30-40-50 hatta 75 suç kaydı olanı sokakta elini kolunu sallayarak gezdiren savcı ve hâkim ile onları yetiştiren hukuk hocaları, nasıl memnun musunuz eserinizden?
"Beni solladı" diye de insan öldürülüyor, "bana gülümsedi" diye de. İnsan öldürene verilen göstermelik cezalar ve uygulanan infaz sistemiyle en fazla beş altı yıl sonra, profesyonelleşmiş bir cani olarak aramızdan yeni kurbanlarını seçmeye çalışıyorlar.
Bir twit atana, siyasete yaranmak için, gösterdiğiniz kudret ve gadri, defalarca kez suç işleyene göstermemenizin de bir izahı var mı? Hekimin bile hata ve görev kusurunda bulunduğunu kabul ediyor, adına malpraktis deyip cezalandırıyoruz. Ama haşa, hâkimin hata ve görev kusurunda bulunduğunu aslâ kabul etmiyoruz. Antik Yunan’da Theodektes’in Yasası’nda bir bölümde tam olarak şöyle denir. “Atlarımızı başkalarının atlarına iyi bakamayanlara ve gemilerimizi başkalarının gemilerini batıranlara emanet etmediğimiz gibi, başkalarının güvenliğini sağlayamayanlardan da bizim güvenliğimizi sağlamalarını bekleyemeyiz.”

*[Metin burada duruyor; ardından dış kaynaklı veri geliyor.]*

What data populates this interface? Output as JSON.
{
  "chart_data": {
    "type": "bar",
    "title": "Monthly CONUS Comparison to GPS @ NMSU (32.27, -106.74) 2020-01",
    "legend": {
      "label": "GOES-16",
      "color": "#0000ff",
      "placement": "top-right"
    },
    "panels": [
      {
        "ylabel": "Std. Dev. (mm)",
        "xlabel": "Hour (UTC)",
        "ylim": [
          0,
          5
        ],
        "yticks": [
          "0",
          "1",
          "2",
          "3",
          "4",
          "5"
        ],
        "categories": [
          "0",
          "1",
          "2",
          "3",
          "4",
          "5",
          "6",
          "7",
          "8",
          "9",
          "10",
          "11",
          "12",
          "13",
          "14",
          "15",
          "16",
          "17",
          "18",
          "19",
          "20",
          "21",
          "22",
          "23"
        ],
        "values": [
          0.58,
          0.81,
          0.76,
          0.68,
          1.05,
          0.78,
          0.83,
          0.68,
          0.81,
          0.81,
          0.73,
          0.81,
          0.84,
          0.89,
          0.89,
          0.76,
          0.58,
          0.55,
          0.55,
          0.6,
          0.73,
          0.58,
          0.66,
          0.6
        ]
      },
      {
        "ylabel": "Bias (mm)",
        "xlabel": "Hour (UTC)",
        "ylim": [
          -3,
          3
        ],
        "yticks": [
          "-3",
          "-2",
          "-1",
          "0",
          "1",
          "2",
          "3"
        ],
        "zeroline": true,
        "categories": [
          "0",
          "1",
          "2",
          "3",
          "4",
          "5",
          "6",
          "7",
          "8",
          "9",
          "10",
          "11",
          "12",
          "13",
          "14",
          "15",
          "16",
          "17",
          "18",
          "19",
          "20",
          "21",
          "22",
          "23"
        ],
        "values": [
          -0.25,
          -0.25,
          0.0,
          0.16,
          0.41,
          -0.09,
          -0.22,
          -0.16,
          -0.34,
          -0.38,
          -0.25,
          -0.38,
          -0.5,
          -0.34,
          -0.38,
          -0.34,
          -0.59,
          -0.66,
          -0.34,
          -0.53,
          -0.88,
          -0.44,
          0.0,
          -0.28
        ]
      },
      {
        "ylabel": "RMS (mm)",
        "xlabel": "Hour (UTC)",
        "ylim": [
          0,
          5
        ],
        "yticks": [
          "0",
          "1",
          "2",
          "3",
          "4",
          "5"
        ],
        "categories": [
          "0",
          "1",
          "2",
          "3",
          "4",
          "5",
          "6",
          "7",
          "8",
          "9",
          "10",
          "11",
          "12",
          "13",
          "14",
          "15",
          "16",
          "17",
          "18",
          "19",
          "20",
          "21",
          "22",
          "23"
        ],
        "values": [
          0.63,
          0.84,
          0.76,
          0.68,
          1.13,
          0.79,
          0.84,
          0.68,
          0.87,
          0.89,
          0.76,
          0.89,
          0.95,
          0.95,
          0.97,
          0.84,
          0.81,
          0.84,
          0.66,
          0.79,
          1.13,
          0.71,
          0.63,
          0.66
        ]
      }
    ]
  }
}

Can güvenliğinin yasalar tarafından sağlanamadığı algısı yerleştiğine göre; üniversitesinden Hâkim ve Savcılar Kurulu’na kadar tüm hukuk camiasının, biz nerede neyi yanlış yapıyoruz diye kendisini sorguladığını duyan var mı? İnsan hayatına son vermek 5-6 yıl hapis yatma ile cezalandırılıyorsa, orada ölen öldüğü ile kalmış demektir. Vücut bütünlüğü dokunulmazlığına saldırıda bulunan adliyeden hemen serbest kalıyorsa savunulan yaşam hakkı mıdır?
Ölümü hak edecek bir şey yapmadan, ölmeyi hak etmek... Hepimiz, suçluyu ödüllendiren hukuk anlayışıyla, birinin bizim için “ölmeyi hak etti” yargısına varacağı âna kadar, yaşamaya çalışıyoruz.
Yasaların yapıldığı yerde de; parti liderlerinin tek başına karar verip, iki dudağı arasından çıkan emirle vekil olmasına karar verdiği aynı yüzler hep vekil oluyor. Arada çevresi ve hatırı sayılır olanlar ya da “işini bilenler” de bu listelere “yeni yüz” olarak katılmıyor değil, aradan sıyrılıyorlar, haklarını yemeyelim!.. Ancak Milletin iradesi, birkaç parti liderinin iradesine göre şekilleniyor. Partilerin lideri değil de liderlerin partilerinin olduğu bir sistemi eleştiren bir vekil gördünüz mü?
Birkaç kişinin belirlediği isimlerle ortaya çıkan manzaraya millet iradesi dendiği bir yerde, yani Milletin iradesinin ipotek altına alındığı bir yerde kim şiddeti engellemeyi, adaletsizliği ortadan kaldırmayı, eğitimi iyileştirmeyi, nepotizmi, talanı engellemeyi düşünür?